His joy was infectious. For the first time in years, I felt a genuine spark of happiness. A baby. A family. Maybe my mother was wrong. Maybe I wasn't ruined after all. Maybe I could be saved.
A few weeks later, Ethan took me to the garden behind the house. The evening was warm, and the air smelled of roses. He had set up a small table with candles.
He took both of my hands in his, his expression serious and full of love.
"Chloe Davis," he said, his voice a low, steady murmur. "You are the strongest, most beautiful person I have ever known. I love you. I want to spend the rest of my life making you happy, protecting you. Will you marry me?"
He pulled out a small velvet box. Inside was a simple, elegant diamond ring that sparkled in the candlelight.
My mind felt slow, syrupy. The daily medication kept the sharp edges of the world at bay, but it also made it hard to think clearly. I looked at his earnest, loving face. I thought of the baby growing inside me. This was safety. This was a future.
"Yes," I heard myself say. "Yes, Ethan. I'll marry you."
He slid the ring onto my finger, and it felt like a promise. A promise of a life I never thought I could have.
The next day, a man I vaguely recognized came to the house. Ethan introduced him as Dr. Ben Carter, an old friend from his childhood. Ben had a worried look in his eyes that he couldn't quite hide.
I was in the living room, trying to sketch, but my hands wouldn't cooperate. The lines were shaky and uncertain. I heard Ethan and Ben talking in the next room, their voices low but intense.
"You can't keep her on this dosage, Ethan," Ben said, his voice strained. "Especially not now that she's pregnant. It's not safe."
"It's what keeps her stable," Ethan replied, his tone sharp. "Do you want her to relapse? Do you want to see her back in that dark apartment, starving herself, afraid of the light? I won't let that happen."
"There are other medications, safer ones. We can wean her off slowly. What you're doing... it's more than just managing anxiety. It's suppression. You're trying to keep her in a fog."
"I am trying to keep her safe!" Ethan's voice rose, laced with a desperation that sent a small shiver down my spine. "I'm protecting her. And I'm protecting our child."
There was a long silence.
"This whole thing," Ben said finally, his voice barely a whisper. "This revenge... it's gone too far. It has to stop."
"It's not about revenge anymore," Ethan said quietly. "It's about love. I love her, Ben. And I'm going to fix everything."
Later that afternoon, Ethan came to me with my pills and a glass of water.
"Ben thinks we should try a new medication," he said, his voice casual. "But I don't want to risk it. Not when you're doing so well. We'll stick with what works, okay?"
He smiled, and I nodded, swallowing the pills without a thought. What works. He was right. I was better. I was happy.
A week later, Dr. Carter came to visit again. Ethan was out at a meeting for his family's tech company. Ben sat with me in the garden. He seemed nervous, constantly glancing towards the house.

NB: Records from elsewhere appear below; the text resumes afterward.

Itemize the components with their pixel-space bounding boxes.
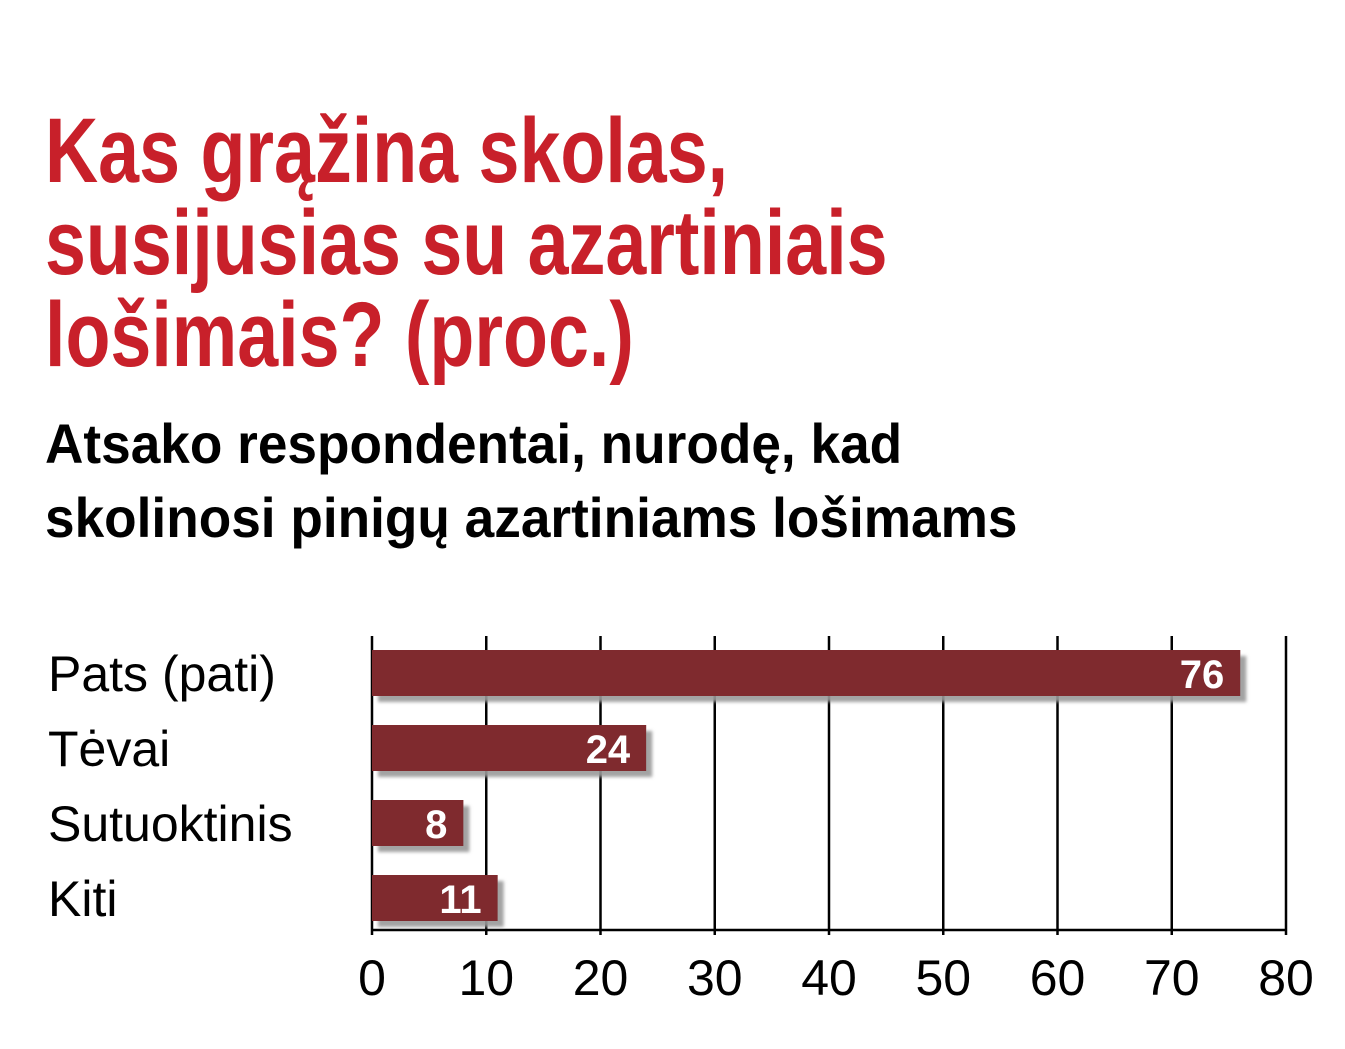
- chart-subtitle: skolinosi pinigų azartiniams lošimams: [45, 487, 1018, 550]
- category-label: Kiti: [48, 871, 117, 927]
- chart-subtitle: Atsako respondentai, nurodę, kad: [45, 413, 902, 476]
- value-label: 24: [586, 728, 631, 772]
- subtitle-group: Atsako respondentai, nurodę, kad skolinos…: [45, 413, 1018, 550]
- x-tick-label: 50: [915, 950, 971, 1006]
- bar: [372, 725, 647, 771]
- title-group: Kas grąžina skolas,susijusias su azartin…: [45, 99, 888, 386]
- chart-title: Kas grąžina skolas,: [45, 99, 728, 202]
- bar: [372, 875, 498, 921]
- value-label: 76: [1180, 653, 1225, 697]
- value-label: 8: [425, 803, 447, 847]
- x-tick-label: 70: [1144, 950, 1200, 1006]
- x-tick-label: 20: [573, 950, 629, 1006]
- x-tick-label: 40: [801, 950, 857, 1006]
- category-label: Tėvai: [48, 721, 170, 777]
- x-tick-label: 30: [687, 950, 743, 1006]
- x-tick-label: 60: [1030, 950, 1086, 1006]
- x-tick-label: 10: [458, 950, 514, 1006]
- chart-title: lošimais? (proc.): [45, 283, 634, 386]
- chart-title: susijusias su azartiniais: [45, 191, 888, 294]
- category-label: Sutuoktinis: [48, 796, 293, 852]
- x-tick-label: 0: [358, 950, 386, 1006]
- value-label: 11: [439, 878, 481, 922]
- bar: [372, 650, 1241, 696]
- category-label: Pats (pati): [48, 646, 276, 702]
- x-tick-label: 80: [1258, 950, 1314, 1006]
- bar: [372, 800, 464, 846]
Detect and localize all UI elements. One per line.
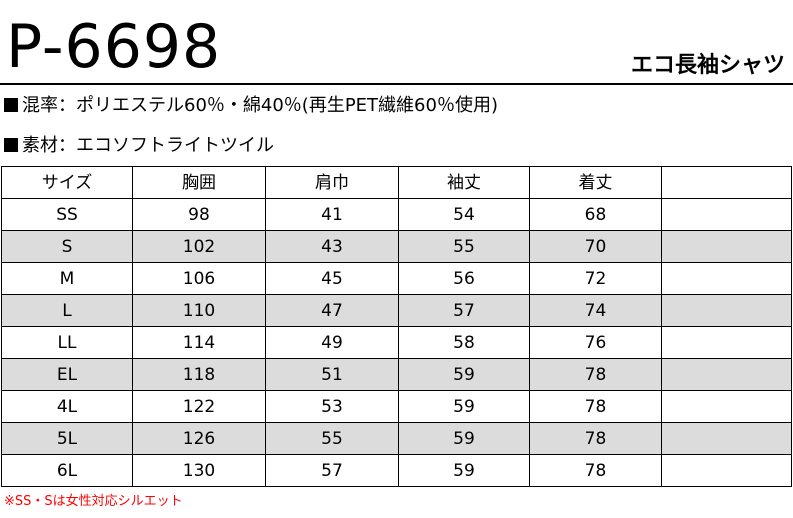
cell-shoulder: 41 bbox=[265, 198, 399, 231]
table-row: 5L 126 55 59 78 bbox=[1, 422, 792, 455]
cell-sleeve: 59 bbox=[398, 454, 530, 487]
cell-length: 78 bbox=[529, 390, 662, 423]
cell-shoulder: 57 bbox=[265, 454, 399, 487]
cell-shoulder: 49 bbox=[265, 326, 399, 359]
cell-sleeve: 58 bbox=[398, 326, 530, 359]
size-table: サイズ 胸囲 肩巾 袖丈 着丈 SS 98 41 54 68 S 102 43 … bbox=[1, 166, 792, 487]
header-length: 着丈 bbox=[529, 166, 662, 199]
cell-size: EL bbox=[1, 358, 133, 391]
cell-size: 5L bbox=[1, 422, 133, 455]
bullet-square-icon bbox=[4, 138, 18, 152]
spec-fabric-text: 素材：エコソフトライトツイル bbox=[22, 135, 274, 156]
table-row: EL 118 51 59 78 bbox=[1, 358, 792, 391]
cell-blank bbox=[661, 390, 792, 423]
cell-blank bbox=[661, 230, 792, 263]
table-row: LL 114 49 58 76 bbox=[1, 326, 792, 359]
title-divider bbox=[0, 83, 793, 85]
header-blank bbox=[661, 166, 792, 199]
cell-size: SS bbox=[1, 198, 133, 231]
cell-chest: 98 bbox=[132, 198, 266, 231]
cell-chest: 102 bbox=[132, 230, 266, 263]
cell-blank bbox=[661, 294, 792, 327]
bullet-square-icon bbox=[4, 98, 18, 112]
cell-chest: 110 bbox=[132, 294, 266, 327]
table-row: L 110 47 57 74 bbox=[1, 294, 792, 327]
cell-sleeve: 59 bbox=[398, 358, 530, 391]
cell-sleeve: 57 bbox=[398, 294, 530, 327]
cell-shoulder: 47 bbox=[265, 294, 399, 327]
cell-blank bbox=[661, 198, 792, 231]
cell-sleeve: 54 bbox=[398, 198, 530, 231]
cell-size: LL bbox=[1, 326, 133, 359]
cell-size: M bbox=[1, 262, 133, 295]
spec-material: 混率：ポリエステル60％・綿40％(再生PET繊維60％使用) bbox=[4, 94, 498, 118]
cell-sleeve: 55 bbox=[398, 230, 530, 263]
size-table-header-row: サイズ 胸囲 肩巾 袖丈 着丈 bbox=[1, 166, 792, 199]
cell-chest: 114 bbox=[132, 326, 266, 359]
table-row: 4L 122 53 59 78 bbox=[1, 390, 792, 423]
spec-material-text: 混率：ポリエステル60％・綿40％(再生PET繊維60％使用) bbox=[22, 95, 498, 116]
cell-chest: 106 bbox=[132, 262, 266, 295]
cell-length: 78 bbox=[529, 358, 662, 391]
cell-shoulder: 51 bbox=[265, 358, 399, 391]
cell-chest: 118 bbox=[132, 358, 266, 391]
product-name: エコ長袖シャツ bbox=[630, 53, 785, 78]
cell-chest: 122 bbox=[132, 390, 266, 423]
header-shoulder: 肩巾 bbox=[265, 166, 399, 199]
cell-shoulder: 55 bbox=[265, 422, 399, 455]
product-code: P-6698 bbox=[6, 12, 222, 82]
header-chest: 胸囲 bbox=[132, 166, 266, 199]
header-sleeve: 袖丈 bbox=[398, 166, 530, 199]
cell-shoulder: 45 bbox=[265, 262, 399, 295]
cell-chest: 126 bbox=[132, 422, 266, 455]
cell-length: 72 bbox=[529, 262, 662, 295]
cell-length: 78 bbox=[529, 454, 662, 487]
table-row: M 106 45 56 72 bbox=[1, 262, 792, 295]
table-row: S 102 43 55 70 bbox=[1, 230, 792, 263]
spec-fabric: 素材：エコソフトライトツイル bbox=[4, 134, 274, 158]
footnote: ※SS・Sは女性対応シルエット bbox=[4, 494, 183, 509]
cell-shoulder: 43 bbox=[265, 230, 399, 263]
cell-sleeve: 59 bbox=[398, 390, 530, 423]
cell-blank bbox=[661, 422, 792, 455]
cell-blank bbox=[661, 454, 792, 487]
cell-size: 4L bbox=[1, 390, 133, 423]
cell-size: S bbox=[1, 230, 133, 263]
cell-length: 78 bbox=[529, 422, 662, 455]
cell-length: 76 bbox=[529, 326, 662, 359]
cell-blank bbox=[661, 358, 792, 391]
cell-shoulder: 53 bbox=[265, 390, 399, 423]
header-size: サイズ bbox=[1, 166, 133, 199]
table-row: 6L 130 57 59 78 bbox=[1, 454, 792, 487]
cell-length: 74 bbox=[529, 294, 662, 327]
cell-size: 6L bbox=[1, 454, 133, 487]
cell-blank bbox=[661, 326, 792, 359]
cell-length: 70 bbox=[529, 230, 662, 263]
cell-length: 68 bbox=[529, 198, 662, 231]
cell-blank bbox=[661, 262, 792, 295]
cell-sleeve: 56 bbox=[398, 262, 530, 295]
cell-chest: 130 bbox=[132, 454, 266, 487]
cell-sleeve: 59 bbox=[398, 422, 530, 455]
table-row: SS 98 41 54 68 bbox=[1, 198, 792, 231]
cell-size: L bbox=[1, 294, 133, 327]
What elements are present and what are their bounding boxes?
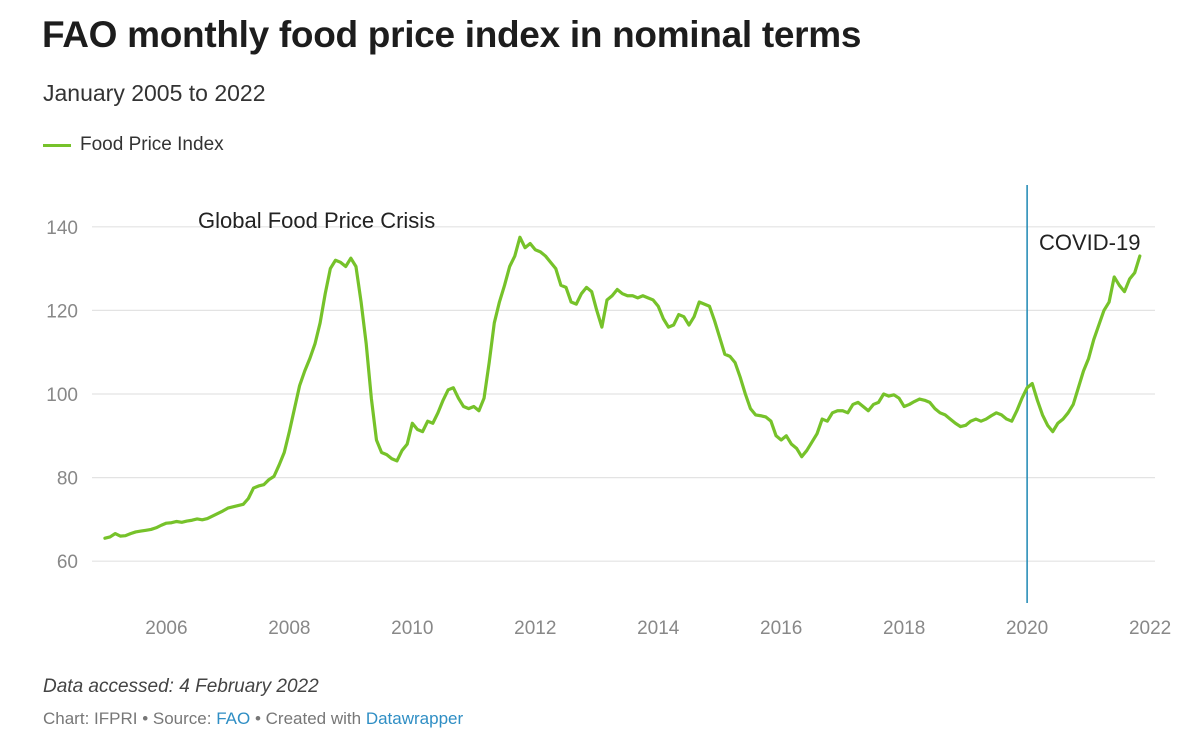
x-tick-label: 2006: [145, 618, 187, 639]
source-prefix: Source:: [152, 709, 212, 728]
annotation-global-food-price-crisis: Global Food Price Crisis: [198, 208, 435, 233]
series-layer: [103, 235, 1142, 540]
annotation-covid-19: COVID-19: [1039, 230, 1140, 255]
x-tick-label: 2020: [1006, 618, 1048, 639]
chart-subtitle: January 2005 to 2022: [43, 80, 266, 106]
legend-swatch: [43, 143, 71, 147]
source-link-fao[interactable]: FAO: [216, 709, 251, 728]
series-line-food-price-index: [103, 235, 1142, 540]
x-tick-label: 2018: [883, 618, 925, 639]
chart-credit: Chart: IFPRI: [43, 709, 138, 728]
legend: Food Price Index: [43, 134, 224, 156]
separator-dot: •: [142, 709, 149, 728]
chart-title: FAO monthly food price index in nominal …: [42, 14, 862, 55]
gridlines: [92, 226, 1155, 562]
x-tick-label: 2022: [1129, 618, 1171, 639]
y-tick-label: 140: [46, 218, 78, 239]
y-axis: 60 80 100 120 140: [46, 218, 78, 573]
x-axis: 2006 2008 2010 2012 2014 2016 2018 2020 2022: [145, 618, 1171, 639]
created-with-prefix: Created with: [265, 709, 362, 728]
data-accessed-note: Data accessed: 4 February 2022: [43, 676, 319, 697]
credit-line: Chart: IFPRI • Source: FAO • Created wit…: [43, 709, 463, 729]
y-tick-label: 80: [57, 469, 78, 490]
x-tick-label: 2016: [760, 618, 802, 639]
separator-dot: •: [254, 709, 261, 728]
datawrapper-link[interactable]: Datawrapper: [365, 709, 464, 728]
y-tick-label: 120: [46, 301, 78, 322]
x-tick-label: 2014: [637, 618, 680, 639]
x-tick-label: 2010: [391, 618, 433, 639]
x-tick-label: 2012: [514, 618, 556, 639]
y-tick-label: 60: [57, 552, 78, 573]
y-tick-label: 100: [46, 385, 78, 406]
legend-label: Food Price Index: [80, 134, 224, 155]
x-tick-label: 2008: [268, 618, 310, 639]
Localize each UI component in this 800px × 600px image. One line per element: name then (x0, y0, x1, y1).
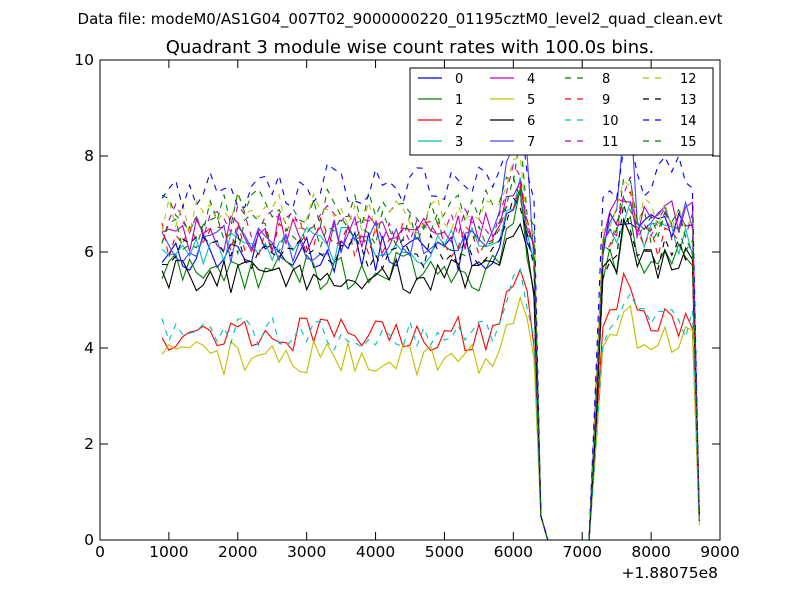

"How are you feeling, Chloe?" he asked.
"I'm good," I said, smiling. "Happy."
He watched me for a moment, his expression unreadable. "You were always so talented," he said, nodding at the abandoned sketchbook in my lap. "Ethan used to talk about your art all the time, back in high school. He said you could draw anything."
I frowned slightly. "I don't remember much about high school."
"The medication can do that," he said carefully. "It can cloud things. Make the past feel like a dream."
He leaned a little closer, his voice dropping. "Sometimes, dreams have important things hidden inside them. Things you need to remember."
His words were strange, cryptic. They hung in the air between us, creating a small crack in the peaceful facade of my life. I didn't understand what he meant, but a flicker of unease went through me.
He stood up to leave. "Ethan loves you very much, Chloe. He just... he has a very specific idea of how to show it. Be careful."
Before he left, he placed a small, unlabeled vial of pills on the table next to my sketchbook. "Just in case you ever want to see things more clearly," he whispered, and then he was gone.